Defining data governance
According to the Data Governance Institute, “Data Governance is the exercise of decision-making and authority for data-related matters.“ That’s a bit vague and sounds like it’s achieved through powerful magic handed down by the data gods. No wonder many companies don’t want to try that. The reality, as always, is a bit messier but also a bit more hopeful.
Here’s my definition: Data governance is the process (and documentation of said process) by which data is gathered, interpreted, stored, processed and made available.
A look around the web will return many different analogies for data governance: it works like a government creating and enforcing laws; it serves as the rules and referee of a sport; it’s building a house and following building codes, etc. In my mind, what many of these comparisons miss is the discovery aspect of data governance that must occur before the regulating processes can be competently established.
Creating the natural laws of data
I consider data governance to be more akin to discovering and codifying the laws of physics of a new universe.

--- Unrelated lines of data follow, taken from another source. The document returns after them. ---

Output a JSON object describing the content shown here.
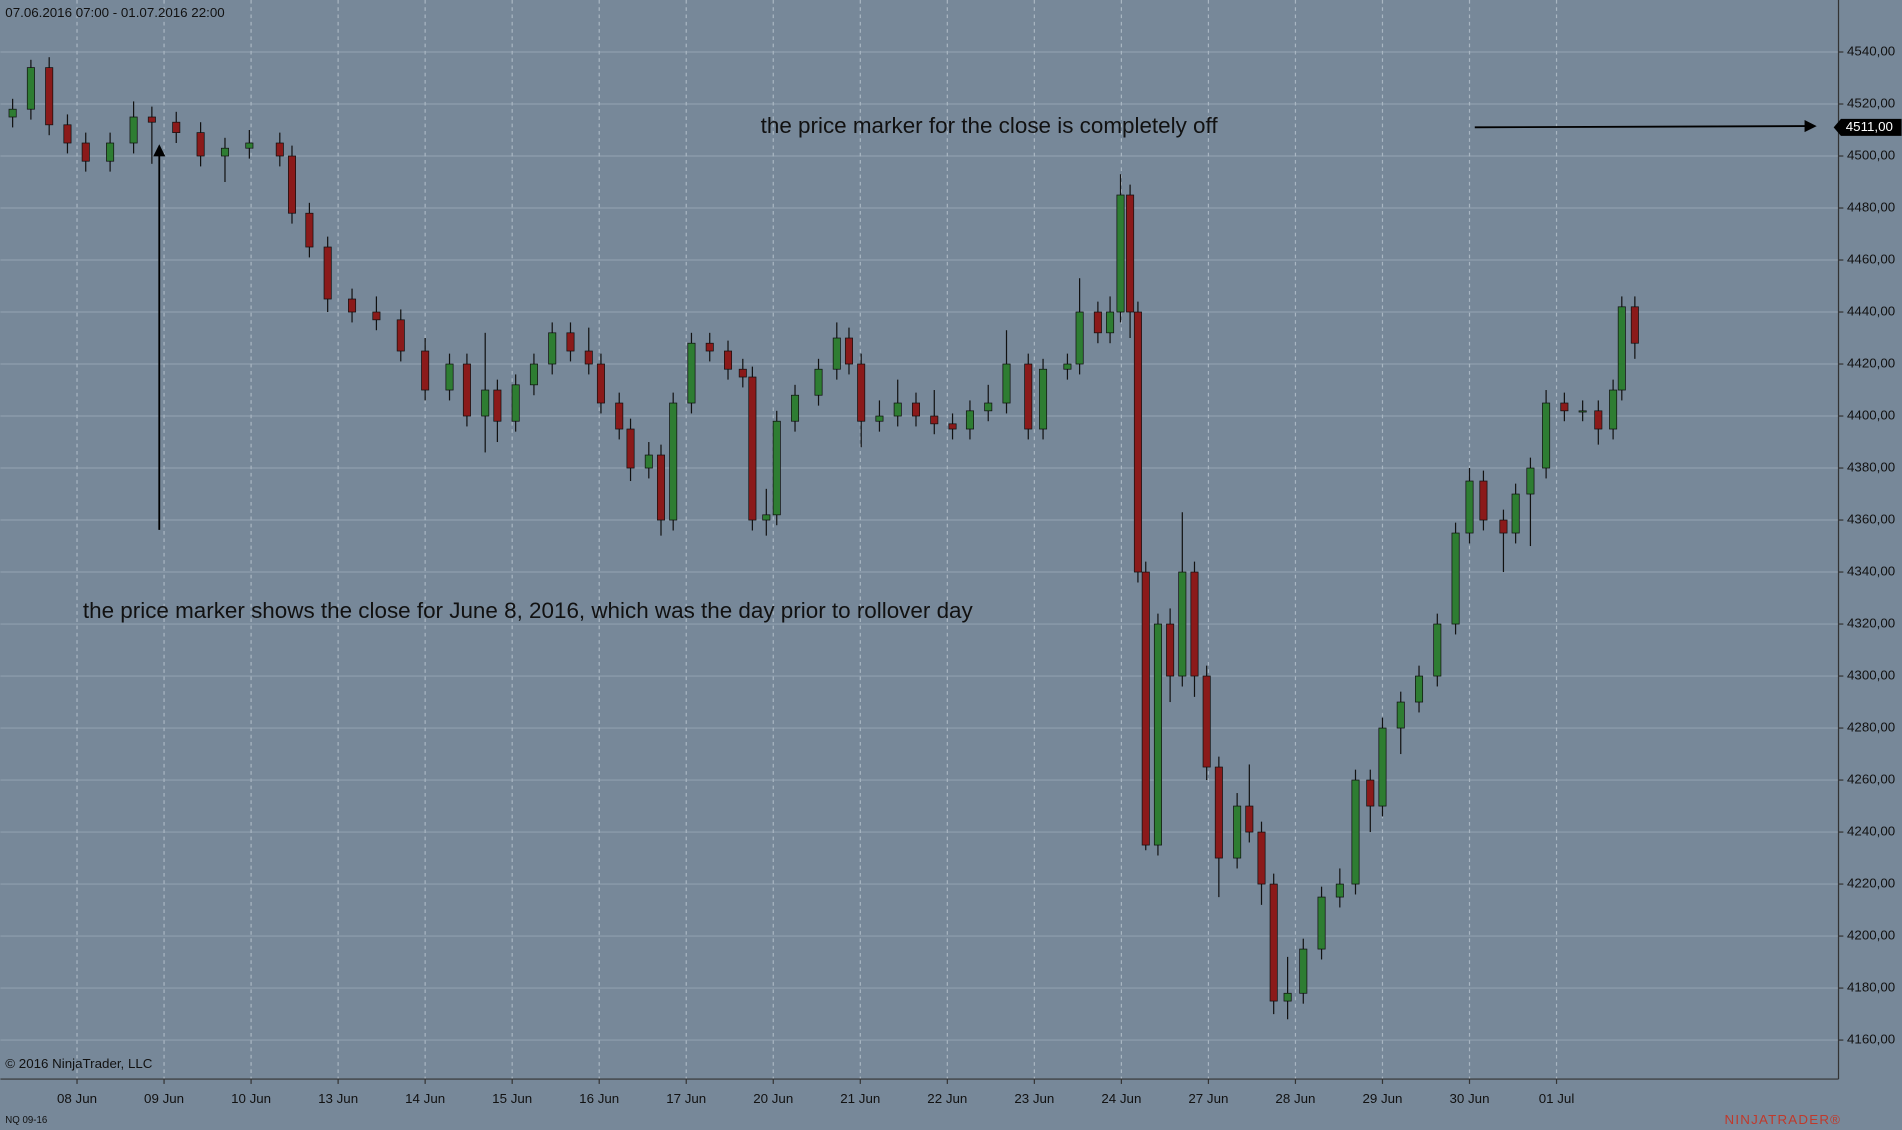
{
  "chart_data": {
    "type": "candlestick",
    "title": "07.06.2016 07:00 - 01.07.2016 22:00",
    "instrument": "NQ 09-16",
    "copyright": "© 2016 NinjaTrader, LLC",
    "brand": "NINJATRADER®",
    "annotations": [
      "the price marker for the close is completely off",
      "the price marker shows the close for June 8, 2016, which was the day prior to rollover day"
    ],
    "price_marker": {
      "value": 4511,
      "label": "4511,00"
    },
    "up_color": "#2e7d32",
    "down_color": "#8b1a1a",
    "grid": true,
    "xlim": [
      -0.88,
      20.24
    ],
    "ylim": [
      4145,
      4560
    ],
    "xticks": [
      {
        "value": 0,
        "label": "08 Jun"
      },
      {
        "value": 1,
        "label": "09 Jun"
      },
      {
        "value": 2,
        "label": "10 Jun"
      },
      {
        "value": 3,
        "label": "13 Jun"
      },
      {
        "value": 4,
        "label": "14 Jun"
      },
      {
        "value": 5,
        "label": "15 Jun"
      },
      {
        "value": 6,
        "label": "16 Jun"
      },
      {
        "value": 7,
        "label": "17 Jun"
      },
      {
        "value": 8,
        "label": "20 Jun"
      },
      {
        "value": 9,
        "label": "21 Jun"
      },
      {
        "value": 10,
        "label": "22 Jun"
      },
      {
        "value": 11,
        "label": "23 Jun"
      },
      {
        "value": 12,
        "label": "24 Jun"
      },
      {
        "value": 13,
        "label": "27 Jun"
      },
      {
        "value": 14,
        "label": "28 Jun"
      },
      {
        "value": 15,
        "label": "29 Jun"
      },
      {
        "value": 16,
        "label": "30 Jun"
      },
      {
        "value": 17,
        "label": "01 Jul"
      }
    ],
    "yticks": [
      {
        "value": 4160,
        "label": "4160,00"
      },
      {
        "value": 4180,
        "label": "4180,00"
      },
      {
        "value": 4200,
        "label": "4200,00"
      },
      {
        "value": 4220,
        "label": "4220,00"
      },
      {
        "value": 4240,
        "label": "4240,00"
      },
      {
        "value": 4260,
        "label": "4260,00"
      },
      {
        "value": 4280,
        "label": "4280,00"
      },
      {
        "value": 4300,
        "label": "4300,00"
      },
      {
        "value": 4320,
        "label": "4320,00"
      },
      {
        "value": 4340,
        "label": "4340,00"
      },
      {
        "value": 4360,
        "label": "4360,00"
      },
      {
        "value": 4380,
        "label": "4380,00"
      },
      {
        "value": 4400,
        "label": "4400,00"
      },
      {
        "value": 4420,
        "label": "4420,00"
      },
      {
        "value": 4440,
        "label": "4440,00"
      },
      {
        "value": 4460,
        "label": "4460,00"
      },
      {
        "value": 4480,
        "label": "4480,00"
      },
      {
        "value": 4500,
        "label": "4500,00"
      },
      {
        "value": 4520,
        "label": "4520,00"
      },
      {
        "value": 4540,
        "label": "4540,00"
      }
    ],
    "x": [
      -0.74,
      -0.53,
      -0.32,
      -0.11,
      0.1,
      0.38,
      0.65,
      0.86,
      1.14,
      1.42,
      1.7,
      1.98,
      2.33,
      2.47,
      2.67,
      2.88,
      3.16,
      3.44,
      3.72,
      4.0,
      4.28,
      4.48,
      4.69,
      4.83,
      5.04,
      5.25,
      5.46,
      5.67,
      5.88,
      6.02,
      6.23,
      6.36,
      6.57,
      6.71,
      6.85,
      7.06,
      7.27,
      7.48,
      7.65,
      7.76,
      7.92,
      8.04,
      8.25,
      8.52,
      8.73,
      8.87,
      9.01,
      9.22,
      9.43,
      9.64,
      9.85,
      10.06,
      10.26,
      10.47,
      10.68,
      10.93,
      11.1,
      11.38,
      11.52,
      11.73,
      11.87,
      11.99,
      12.1,
      12.19,
      12.28,
      12.42,
      12.56,
      12.7,
      12.84,
      12.98,
      13.12,
      13.33,
      13.47,
      13.61,
      13.75,
      13.91,
      14.09,
      14.3,
      14.51,
      14.69,
      14.86,
      15.0,
      15.21,
      15.42,
      15.63,
      15.84,
      16.0,
      16.16,
      16.39,
      16.53,
      16.7,
      16.88,
      17.09,
      17.3,
      17.48,
      17.65,
      17.75,
      17.9
    ],
    "open": [
      4515,
      4518,
      4534,
      4512,
      4505,
      4498,
      4505,
      4515,
      4513,
      4509,
      4500,
      4503,
      4505,
      4500,
      4478,
      4465,
      4445,
      4440,
      4437,
      4425,
      4410,
      4420,
      4400,
      4410,
      4398,
      4412,
      4420,
      4432,
      4425,
      4420,
      4405,
      4395,
      4380,
      4385,
      4360,
      4405,
      4428,
      4425,
      4418,
      4415,
      4360,
      4362,
      4398,
      4408,
      4418,
      4430,
      4420,
      4398,
      4400,
      4405,
      4400,
      4397,
      4395,
      4402,
      4405,
      4420,
      4395,
      4418,
      4420,
      4440,
      4432,
      4440,
      4485,
      4440,
      4340,
      4235,
      4320,
      4300,
      4340,
      4300,
      4265,
      4230,
      4250,
      4240,
      4220,
      4175,
      4178,
      4195,
      4215,
      4220,
      4260,
      4250,
      4280,
      4290,
      4300,
      4320,
      4355,
      4375,
      4360,
      4355,
      4370,
      4380,
      4405,
      4402,
      4402,
      4395,
      4410,
      4442
    ],
    "high": [
      4522,
      4537,
      4538,
      4516,
      4509,
      4509,
      4521,
      4519,
      4517,
      4513,
      4507,
      4510,
      4509,
      4504,
      4482,
      4469,
      4449,
      4446,
      4441,
      4430,
      4424,
      4424,
      4432,
      4414,
      4416,
      4424,
      4436,
      4436,
      4434,
      4424,
      4409,
      4399,
      4390,
      4389,
      4409,
      4432,
      4432,
      4429,
      4422,
      4419,
      4372,
      4402,
      4412,
      4422,
      4436,
      4434,
      4424,
      4406,
      4414,
      4409,
      4410,
      4401,
      4406,
      4412,
      4433,
      4424,
      4422,
      4424,
      4453,
      4444,
      4446,
      4493,
      4489,
      4444,
      4344,
      4324,
      4326,
      4363,
      4344,
      4304,
      4269,
      4255,
      4266,
      4244,
      4224,
      4192,
      4199,
      4219,
      4226,
      4264,
      4264,
      4284,
      4294,
      4304,
      4324,
      4359,
      4380,
      4379,
      4364,
      4374,
      4384,
      4410,
      4409,
      4406,
      4406,
      4414,
      4446,
      4446
    ],
    "low": [
      4511,
      4514,
      4508,
      4501,
      4494,
      4494,
      4501,
      4497,
      4505,
      4496,
      4490,
      4499,
      4496,
      4474,
      4461,
      4440,
      4436,
      4433,
      4421,
      4406,
      4406,
      4396,
      4386,
      4390,
      4394,
      4408,
      4416,
      4421,
      4416,
      4401,
      4391,
      4375,
      4376,
      4354,
      4356,
      4401,
      4421,
      4414,
      4411,
      4356,
      4354,
      4358,
      4394,
      4404,
      4414,
      4416,
      4388,
      4394,
      4396,
      4396,
      4393,
      4391,
      4391,
      4398,
      4401,
      4391,
      4391,
      4414,
      4416,
      4428,
      4428,
      4436,
      4430,
      4336,
      4233,
      4231,
      4290,
      4296,
      4292,
      4260,
      4215,
      4226,
      4236,
      4212,
      4170,
      4168,
      4174,
      4191,
      4211,
      4216,
      4240,
      4246,
      4270,
      4286,
      4296,
      4316,
      4351,
      4356,
      4340,
      4351,
      4350,
      4376,
      4398,
      4398,
      4389,
      4391,
      4406,
      4422
    ],
    "close": [
      4518,
      4534,
      4512,
      4505,
      4498,
      4505,
      4515,
      4513,
      4509,
      4500,
      4503,
      4505,
      4500,
      4478,
      4465,
      4445,
      4440,
      4437,
      4425,
      4410,
      4420,
      4400,
      4410,
      4398,
      4412,
      4420,
      4432,
      4425,
      4420,
      4405,
      4395,
      4380,
      4385,
      4360,
      4405,
      4428,
      4425,
      4418,
      4415,
      4360,
      4362,
      4398,
      4408,
      4418,
      4430,
      4420,
      4398,
      4400,
      4405,
      4400,
      4397,
      4395,
      4402,
      4405,
      4420,
      4395,
      4418,
      4420,
      4440,
      4432,
      4440,
      4485,
      4440,
      4340,
      4235,
      4320,
      4300,
      4340,
      4300,
      4265,
      4230,
      4250,
      4240,
      4220,
      4175,
      4178,
      4195,
      4215,
      4220,
      4260,
      4250,
      4280,
      4290,
      4300,
      4320,
      4355,
      4375,
      4360,
      4355,
      4370,
      4380,
      4405,
      4402,
      4402,
      4395,
      4410,
      4442,
      4428
    ]
  }
}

- In the beginning, there’s a lot of research, competing theories and maybe some trial and error before a new rule (or law) is agreed upon.
- Extensive input and testing must be performed to confirm the accuracy of the proposed rule.
- Over time, greater understanding may lead to a rule being altered or discarded.
- The most significant technological advances build upon knowledge gleaned from these rules and must weigh the implications based upon them very carefully.
- Before establishing these “natural” laws, there’s no way to firmly differentiate the possible from the impossible.
This aligns closely with the processes that should occur when a new data source is introduced and integrated into a company’s data ecosystem.
To be fair, there are areas of data governance that work more like rules and regulations as opposed to the laws of physics, but even these must often be based upon those initial laws. Just like many state and local regulations are ostensibly designed to protect citizens from running afoul of the laws of science (e.g. cars must have air-bags) some data governance rules must be designed to protect corporate citizens from running afoul of “natural” data laws.
Sometimes these are as simple as naming conventions for data fields on reports. Still, other times they involve complicated steps like security procedures for sharing data with other companies that could prove catastrophic to a business if not followed to the letter. In less mature data governance, many of these rules — just like local laws — are not based on the natural laws but are simply the whims of an overzealous administrator.
Building on a solid foundation
Creating these foundational laws can sound daunting. But the truth is that any company that has data is practicing at least minimal data governance, although maybe not in the most helpful ways. Simply having data structures — like tables in a relational database or documents in a document store — is a basic form of governance.
Most people would associate these structures with data architecture, but just as building architecture has to be rooted in the laws of physics, data architecture must be rooted in the laws of data governance. Data governance includes many other areas like data stewardship, compliance, quality analysis and information architecture. All of these disciplines must combine with company-wide attitudes towards data in general to contribute to an overall data governance atmosphere.
So who is tasked with the job of figuring out all these rules, both natural and derived? Some companies have a full time Data Governance team that works hand in hand with the various analytics, engineering, data, compliance and business teams. For others, it might be handled by individuals embedded in engineering teams or systems architecture. The Zebra currently has Data Stewards working inside of the Data team. The existence of Data Steward roles was a big plus to me when I was approached by The Zebra recruiting staff since it’s far from a given at many companies. Further discussions with Vice President of Data Claire Look during my interview process about the importance of governance were big factors in luring me to the Zebra. Exactly who handles the specifics is less important than the answer to the next question though.
Who needs to be involved in data governance?
Short answer: Everyone. As mentioned above, attitudes towards data and governance within a company are what makes things succeed or fail. Just like human beings can dispute or ignore the existence of relative gravity, they do so at their own peril the next time they walk across a footbridge.
Data governance is happening even if it isn’t assigned to someone. Therefore, it’s probably a good idea to formalize the processes to make sure everyone is informed of the dangers and possibilities that come along with the data.